The Damage Has Been Done Expect a Bank Run
The emerging details early Monday morning in the face of a literally eye popping deadline are that of at least 40% of deposits over Euro 100k will be stolen in the two largest cypriot banks, one of them Laiki (2nd largest) will definitely be wound down, many mainstream commentators have jumped onto the fact that the depositors will receive shares in the banks which might be fine if the shares were given AFTER the banks were restructured i.e. bad assets being written down, but they are not instead the depositors are likely to be handed what amounts to worthless toilet paper in exchange for their hard cash.
The damage has been done, as the one thing that the banking system relies on has been destroyed and that thing is confidence. No depositor in Cyprus has any confidence in any cypriot bank and will try to transfer out of the Cyprus tax haven at the earliest possibility so there will be a bank run on cypriot banks the unfolding of which will be inline with the capital controls have been put in place.
The damage has been done to the Cypriot economy as its biggest industry the finance sector has been destroyed to result in huge job losses.
The damage has been done as all businesses have been impacted severely due to both many businesses having had their bank deposits stolen and for Cyprus having become a cash economy, where credit is scarce and not trusted by suppliers, so expect many non finance related business to go bust over the coming months.
The damage has been done to the reputation of Cyprus, where it is now seen as a high risk destination for tourists and investors for the reason of perceived instability, just as Greece's tourist industry has suffered.
The damage has been done geopolitical as Turkey profits from this crisis as Northern Cyprus is not only stable, but like the mainland is prospering.
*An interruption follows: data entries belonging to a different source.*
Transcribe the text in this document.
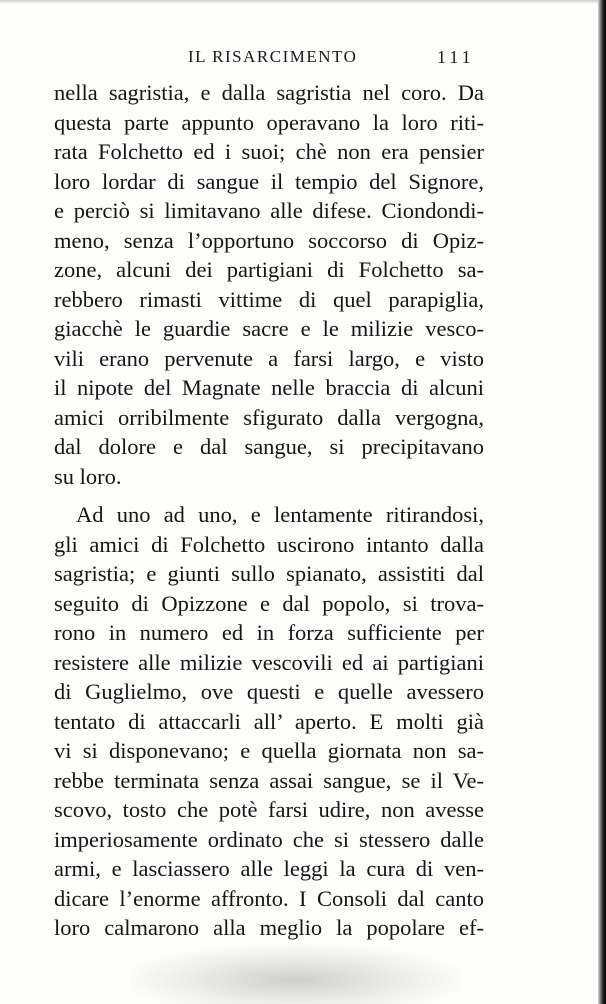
IL RISARCIMENTO	111
nella sagristia, e dalla sagristia nel coro. Da
questa parte appunto operavano la loro riti-
rata Folchetto ed i suoi; chè non era pensier
loro lordar di sangue il tempio del Signore,
e perciò si limitavano alle difese. Ciondondi-
meno, senza l’opportuno soccorso di Opiz-
zone, alcuni dei partigiani di Folchetto sa-
rebbero rimasti vittime di quel parapiglia,
giacchè le guardie sacre e le milizie vesco-
vili erano pervenute a farsi largo, e visto
il nipote del Magnate nelle braccia di alcuni
amici orribilmente sfigurato dalla vergogna,
dal dolore e dal sangue, si precipitavano
su loro.
Ad uno ad uno, e lentamente ritirandosi,
gli amici di Folchetto uscirono intanto dalla
sagristia; e giunti sullo spianato, assistiti dal
seguito di Opizzone e dal popolo, si trova-
rono in numero ed in forza sufficiente per
resistere alle milizie vescovili ed ai partigiani
di Guglielmo, ove questi e quelle avessero
tentato di attaccarli all’ aperto. E molti già
vi si disponevano; e quella giornata non sa-
rebbe terminata senza assai sangue, se il Ve-
scovo, tosto che potè farsi udire, non avesse
imperiosamente ordinato che si stessero dalle
armi, e lasciassero alle leggi la cura di ven-
dicare l’enorme affronto. I Consoli dal canto
loro calmarono alla meglio la popolare ef-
Also there is the potential for conflict with the suggested sale of Natural gas deposits around Cyprus as they effectively belong to both North and South Cyprus, whilst this does not mean a military conflict it will make investors more reluctant to enter a potential conflict zone given the flammable nature of natural gas.
Why Should Germany Bailout the Cyprus Tax Haven?
As ever the blame is being leveled at Germany for German tax payers not digging deeper into their pockets to bailout Cyprus as illustrated by the Cypriot born Dragon's Den star Theo Paphitis laying the blame at the Germans for not finding the extra Euro 6 billion rather face the truth that the Cypriot Bankster's and the Cypriot politicians are WHOLLY responsible for the current crisis because this crisis has its roots in actions several years AFTER the 2008 financial crisis i.e. Cypriot bankster's used depositor funds to gamble on Greek bonds and off course lost heavily which is why the banks went bankrupt.
Bank Holiday Financial Armageddon – The Path to Hyperinflation
Well over a year ago I attempted to map out how euro-zone financial armageddon might play out for the UK that would start with a Bank Holiday that would keep getting extended until the Government had worked out the mechanisms for stealing your savings. The big difference between the UK and euro-zone members is that the UK can and would print an unlimited amount of currency to prevent nominal loss to depositors Cyprus style, the consequences of which would be a collapse in sterling and resulting very high inflation whereas that option has not been available to the likes of Cyprus by virtue of having the Euro so it is forced to outright steal depositor funds.